Sony began restoring its PlayStation Network service in the United States and Europe on Sunday after shutting down the service almost a month ago due to a massive security breach affecting over 100 million online accounts.
Restored operations are mainly limited to online gaming, chat and music streaming services. Sony said it aimed to fully restore the PlayStation Network by the end of May.
Sony also began Sunday a phased restoration of its Qriocity movie and music services which share the PlayStation Network's server, said Sony Computer Entertainment Inc. spokesman Satoshi Fukuoka.
The first phase of the restoration of services for North America and Europe will include sign-in for PlayStation Network and Qriocity services, including the resetting of passwords, the restoration of online gameplay across PlayStation 3 and PSP, playback rental video content if within rental period of PlayStation Store Video Store on PS3, PSP and Media Go, the restoration of Q Music Unlimited, for current subscribers, on PS3 and PC, access to third party services such as VidZone and MUBI, restoration of the 'Friends' category on PS3, including Friends List, Chat Functionality, Trophy Comparison and the restoration of PlayStation Home.

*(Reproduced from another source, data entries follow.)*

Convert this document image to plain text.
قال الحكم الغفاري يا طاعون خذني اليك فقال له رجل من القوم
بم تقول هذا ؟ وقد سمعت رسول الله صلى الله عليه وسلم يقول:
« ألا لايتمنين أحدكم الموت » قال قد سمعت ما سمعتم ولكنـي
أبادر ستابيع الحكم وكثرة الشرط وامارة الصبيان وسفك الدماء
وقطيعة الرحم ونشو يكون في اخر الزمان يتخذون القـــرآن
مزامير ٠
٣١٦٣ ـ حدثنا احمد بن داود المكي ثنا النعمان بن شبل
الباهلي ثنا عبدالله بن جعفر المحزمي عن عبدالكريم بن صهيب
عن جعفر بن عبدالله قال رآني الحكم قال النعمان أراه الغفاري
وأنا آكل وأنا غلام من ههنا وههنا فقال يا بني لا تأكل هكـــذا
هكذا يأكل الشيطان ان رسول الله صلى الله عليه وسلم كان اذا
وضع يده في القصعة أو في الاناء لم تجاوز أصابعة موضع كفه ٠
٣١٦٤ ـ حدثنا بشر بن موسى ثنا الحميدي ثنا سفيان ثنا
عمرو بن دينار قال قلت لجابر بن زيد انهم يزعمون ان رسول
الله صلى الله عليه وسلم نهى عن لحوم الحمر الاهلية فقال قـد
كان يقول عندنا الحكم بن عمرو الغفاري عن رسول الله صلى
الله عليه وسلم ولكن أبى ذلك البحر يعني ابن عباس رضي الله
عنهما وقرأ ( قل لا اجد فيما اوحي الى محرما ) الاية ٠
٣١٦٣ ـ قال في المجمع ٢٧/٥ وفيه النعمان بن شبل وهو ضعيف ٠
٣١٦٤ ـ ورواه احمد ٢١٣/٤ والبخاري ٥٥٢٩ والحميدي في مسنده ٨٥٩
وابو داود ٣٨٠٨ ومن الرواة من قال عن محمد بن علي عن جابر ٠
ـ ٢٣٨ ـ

Sony has warned that the restoration of services on a global scale may take some time and said on Saturday that it would take hours to restore the PlayStation Network across the US.
The company has been working with outside contractors to ensure Sony PlayStation Network, Qriocity and Sony Online Entertainment are far more secure then before the hack that saw millions if users data stolen.
Network security breaches are part of a trend that saw the costs of such invasions jump 48 percent, to an average of $318 per compromised record last year, according to a March report by the Ponemon Institute.
Malicious attacks in the U.S. are on the rise. They climbed 7 percentage points in 2010, with data breaches costing U.S. businesses an average of $7.2 million per incident, according to the Ponemon Institute report. The study found that about 85 percent of all U.S. companies have experienced one or more attacks.
The use of a hijacked or rented server to launch attacks is typical for sophisticated hackers. The proliferation of server farms around the globe has made such misdirection easier, said E.J. Hilbert, president of the security company Online Intelligence and a former FBI cyber-crime investigator.